Thursday: International Trade and Jobless Claims. International Trade aka the Trade Deficit. Market reaction to this report is complex. Typically,
the smaller the trade deficit, the more bullish for the dollar. Also, stronger exports are bullish for corporate earnings and the stock market.

Jobless Claims: Consistently trending down the past few weeks. 3 week moving average has been on a downtrend since mid- January. Past two weeks when unemployment has beat expectations, market has opened higher and then fell off and eventually went negative on the day. Wouldnt expect Jobless claims to really move the market this week especially with Non Farm Payroll coming out the next day.

Except Thursday to trade sideways if not negative leading up to NFP.

Friday : Employment Situation. A Non Farm Payroll that beats expectations usually has the market open up high then fall off while a weaker NFP will result in the stock market turning green for the day.

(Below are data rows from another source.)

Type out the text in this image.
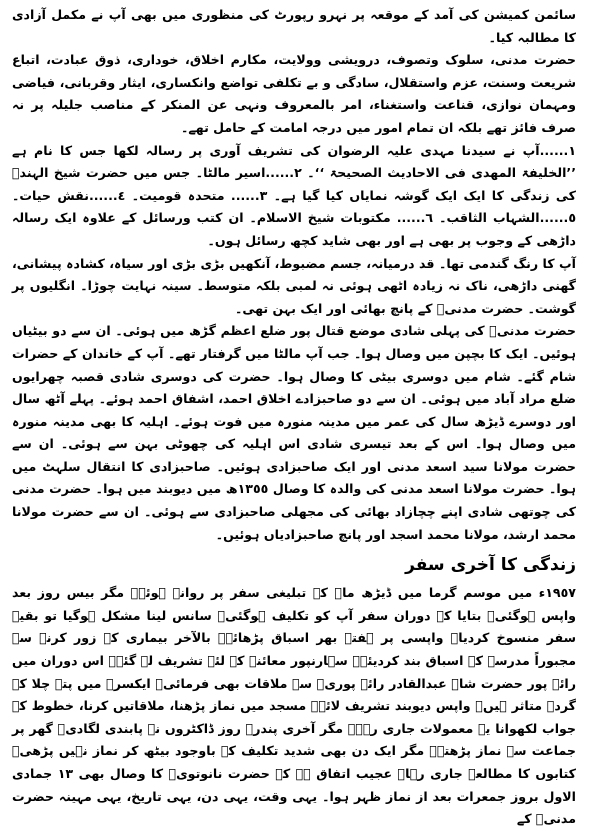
سائمن کمیشن کی آمد کے موقعہ پر نہرو رپورٹ کی منظوری میں بھی آپ نے مکمل آزادی کا مطالبہ کیا۔

حضرت مدنی، سلوک وتصوف، درویشی وولایت، مکارم اخلاق، خوداری، ذوق عبادت، اتباع شریعت وسنت، عزم واستقلال، سادگی و بے تکلفی تواضع وانکساری، ایثار وقربانی، فیاضی ومہمان نوازی، قناعت واستغناء، امر بالمعروف ونہی عن المنکر کے مناصب جلیلہ پر نہ صرف فائز تھے بلکہ ان تمام امور میں درجہ امامت کے حامل تھے۔

١......آپ نے سیدنا مہدی علیہ الرضوان کی تشریف آوری پر رسالہ لکھا جس کا نام ہے ’’الخلیفۃ المھدی فی الاحادیث الصحیحۃ ‘‘۔ ٢......اسیر مالٹا۔ جس میں حضرت شیخ الہندؒ کی زندگی کا ایک ایک گوشہ نمایاں کیا گیا ہے۔ ٣...... متحدہ قومیت۔ ٤......نقش حیات۔ ٥......الشہاب الثاقب۔ ٦...... مکتوبات شیخ الاسلام۔ ان کتب ورسائل کے علاوہ ایک رسالہ داڑھی کے وجوب پر بھی ہے اور بھی شاید کچھ رسائل ہوں۔

آپ کا رنگ گندمی تھا۔ قد درمیانہ، جسم مضبوط، آنکھیں بڑی بڑی اور سیاہ، کشادہ پیشانی، گھنی داڑھی، ناک نہ زیادہ اٹھی ہوئی نہ لمبی بلکہ متوسط۔ سینہ نہایت چوڑا۔ انگلیوں پر گوشت۔ حضرت مدنیؒ کے پانچ بھائی اور ایک بہن تھی۔

حضرت مدنیؒ کی پہلی شادی موضع قتال پور ضلع اعظم گڑھ میں ہوئی۔ ان سے دو بیٹیاں ہوئیں۔ ایک کا بچپن میں وصال ہوا۔ جب آپ مالٹا میں گرفتار تھے۔ آپ کے خاندان کے حضرات شام گئے۔ شام میں دوسری بیٹی کا وصال ہوا۔ حضرت کی دوسری شادی قصبہ چھرایوں ضلع مراد آباد میں ہوئی۔ ان سے دو صاحبزادے اخلاق احمد، اشفاق احمد ہوئے۔ پہلے آٹھ سال اور دوسرے ڈیڑھ سال کی عمر میں مدینہ منورہ میں فوت ہوئے۔ اہلیہ کا بھی مدینہ منورہ میں وصال ہوا۔ اس کے بعد تیسری شادی اس اہلیہ کی چھوٹی بہن سے ہوئی۔ ان سے حضرت مولانا سید اسعد مدنی اور ایک صاحبزادی ہوئیں۔ صاحبزادی کا انتقال سلہٹ میں ہوا۔ حضرت مولانا اسعد مدنی کی والدہ کا وصال ١٣٥٥ھ میں دیوبند میں ہوا۔ حضرت مدنی کی چوتھی شادی اپنے چچازاد بھائی کی مجھلی صاحبزادی سے ہوئی۔ ان سے حضرت مولانا محمد ارشد، مولانا محمد اسجد اور پانچ صاحبزادیاں ہوئیں۔

زندگی کا آخری سفر

١٩٥٧ء میں موسم گرما میں ڈیڑھ ماہ کے تبلیغی سفر پر روانہ ہوئے۔ مگر بیس روز بعد واپس ہوگئی۔ بتایا کہ دوران سفر آپ کو تکلیف ہوگئی۔ سانس لینا مشکل ہوگیا تو بقیہ سفر منسوخ کردیا۔ واپسی پر ہفتہ بھر اسباق پڑھائے۔ بالآخر بیماری کے زور کرنے سے مجبوراً مدرسہ کے اسباق بند کردیئے۔ سہارنپور معائنہ کے لئے تشریف لے گئے۔ اس دوران میں رائے پور حضرت شاہ عبدالقادر رائے پوریؒ سے ملاقات بھی فرمائی۔ ایکسرے میں پتہ چلا کہ گردے متاثر ہیں۔ واپس دیوبند تشریف لائے۔ مسجد میں نماز پڑھنا، ملاقاتیں کرنا، خطوط کے جواب لکھوانا یہ معمولات جاری رہے۔ مگر آخری پندرہ روز ڈاکٹروں نے پابندی لگادی۔ گھر پر جماعت سے نماز پڑھتے۔ مگر ایک دن بھی شدید تکلیف کے باوجود بیٹھ کر نماز نہیں پڑھی۔ کتابوں کا مطالعہ جاری رہا۔ عجیب اتفاق ہے کہ حضرت نانوتویؒ کا وصال بھی ١٣ جمادی الاول بروز جمعرات بعد از نماز ظہر ہوا۔ یہی وقت، یہی دن، یہی تاریخ، یہی مہینہ حضرت مدنیؒ کے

The following graph illustrates better than what could be said:

As Billy has noted, the S&P 500 has been channeling for over two weeks now. The longer the SPY channels the more violent the breakout will be either positive or negative. If we were to look at the weekly SPY chart, the SPY has pulled back to its 20 EMA 3 times in 2013. Right now the SPX is sitting roughly 4.4 points above this support level about a 2.3% pullback is needed. So I do expect a pullback, when is the only question. Bad retail sales along with a lot of companies missing Q4 expectations led the most recent pullback and correction. Its hard to pinpoint this correction because it might be this week it might not ever come. If there is going to be any buying it would have to be an ETF and it would have to be screaming buy me. After consumer spending met expectations and stocks rallied Friday was another week day on buying in the SPY. Which is not good for the bulls cause. Yet there are a few ETFs that that warrant our attention more specifically, XLE, which broke out a point of resistance stretching back to 2013. Another potential catalyst is obviously Ukraine and Russia blowing themselves up. But an argument I heard about was for the past 18-24 months the Market has completely ignored any and all bad news and continued to churn out new highs so why would that effect us? Its definitely something to think about at least.

The SPY just put in an inverted hammer so Monday I do not expect it to be a good day based off technical analysis alone but that could change over the weekend with some news event. Billy if you have to day trade I would recommend starting at the open and getting out at the latest by 1130. Notice the past week the SPY has opened higher than it has closed but closed lower than the previous day. Have to be nimble.